The Laboratory of Trypanosomatid Biology at the Life Science Research Centre, University of Ostrava (head Vyacheslav Yurchenko) is focused on investigating trypanosomatids sensu lato. These unicellular flagellates are obligatory parasites, causing a number of human, domestic animal and plant diseases [45]. Because of their diversity, adaptability to dramatically different environmental conditions and omnipresence, these protists have major impact on all biotic communities. One of the research directions in the laboratory concerns studies of symbiotic associations between trypanosomatids and viruses [46]. The best-studied cases are of Leishmania RNA viruses (Leishmaniavirus spp., LRVs of the family Totiviridae). Their presence is linked to the increased metastatic potential, parasite burden, immune response in mouse models of leishmaniasis and frequent treatment failures [47]. Other groups of RNA viruses infecting trypanosomatids are bunyaviruses and narnaviruses, along with some viruses of more restricted distribution [48]. The applied methodological approaches include whole-genome and whole-transcriptome sequencing followed by the phylogenomic analyses of viruses and their respective trypanosomatid hosts [49].
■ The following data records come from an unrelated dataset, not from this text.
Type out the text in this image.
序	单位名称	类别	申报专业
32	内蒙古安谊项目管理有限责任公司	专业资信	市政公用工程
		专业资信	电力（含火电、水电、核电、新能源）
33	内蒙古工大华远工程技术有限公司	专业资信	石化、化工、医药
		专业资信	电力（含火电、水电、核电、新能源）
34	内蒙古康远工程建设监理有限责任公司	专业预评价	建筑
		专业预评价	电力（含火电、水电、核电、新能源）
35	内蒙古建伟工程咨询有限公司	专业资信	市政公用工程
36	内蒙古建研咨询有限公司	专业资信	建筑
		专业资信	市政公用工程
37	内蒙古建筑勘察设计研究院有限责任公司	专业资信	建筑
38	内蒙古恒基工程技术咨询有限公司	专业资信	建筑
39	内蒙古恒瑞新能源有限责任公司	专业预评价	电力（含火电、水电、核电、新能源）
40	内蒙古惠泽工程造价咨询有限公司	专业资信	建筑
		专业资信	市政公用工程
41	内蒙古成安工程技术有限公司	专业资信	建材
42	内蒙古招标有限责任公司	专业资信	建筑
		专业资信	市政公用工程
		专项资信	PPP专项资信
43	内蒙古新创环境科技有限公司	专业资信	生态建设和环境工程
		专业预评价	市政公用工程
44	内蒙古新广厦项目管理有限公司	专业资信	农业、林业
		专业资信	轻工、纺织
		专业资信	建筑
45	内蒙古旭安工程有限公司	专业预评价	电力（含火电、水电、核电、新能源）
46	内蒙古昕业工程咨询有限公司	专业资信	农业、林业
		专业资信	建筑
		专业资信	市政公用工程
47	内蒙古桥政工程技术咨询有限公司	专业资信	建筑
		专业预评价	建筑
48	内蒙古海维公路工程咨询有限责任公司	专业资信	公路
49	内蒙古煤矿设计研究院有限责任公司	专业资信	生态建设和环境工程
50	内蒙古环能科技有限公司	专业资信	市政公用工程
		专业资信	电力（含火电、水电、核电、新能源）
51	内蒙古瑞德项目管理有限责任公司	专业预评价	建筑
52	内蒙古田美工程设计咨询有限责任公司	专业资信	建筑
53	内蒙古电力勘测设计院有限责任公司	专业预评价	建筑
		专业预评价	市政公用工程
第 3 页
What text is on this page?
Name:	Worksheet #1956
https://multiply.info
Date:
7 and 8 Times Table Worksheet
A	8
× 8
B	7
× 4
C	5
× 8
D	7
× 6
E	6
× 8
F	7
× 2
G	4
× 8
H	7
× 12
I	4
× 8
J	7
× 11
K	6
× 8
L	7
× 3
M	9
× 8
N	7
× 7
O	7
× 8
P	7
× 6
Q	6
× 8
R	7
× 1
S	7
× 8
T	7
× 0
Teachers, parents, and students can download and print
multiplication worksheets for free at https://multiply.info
Public Health Institute, Ostrava (PHIO), is a governmental institution providing services in the field of health promotion and protection. It comprises several National Reference Laboratories (NRL), including the NRL for arboviruses (head Hana Zelená). The NRL for arboviruses works as a part of the Department of Virology, providing laboratory diagnostics of a wide spectrum of human viral diseases, including infections with arboviruses and rodent-borne viruses (e.g., tick-borne encephalitis virus, West Nile, Zika, dengue, yellow fever, Japanese encephalitis, chikungunya, Tahyna, Sindbis, phleboviruses, hantaviruses), developing new in-house diagnostic tools and confirmatory assays. Their main research interests are in the diagnostics of arboviruses and rodent-borne viruses, imported and emergent viral diseases, viral infection of the nervous system and electron microscopy. Other professional activities are consulting activities in the field of clinical microbiology and antibiotic therapy.

I sincerely thank the authors and reviewers for their efforts when contributing to the collection of the articles in this Special Ossue. I believe that the Special Issue has provided a fresh insight into current trends in virology in the Czech Republic and can be an impulse for establishing new collaborations.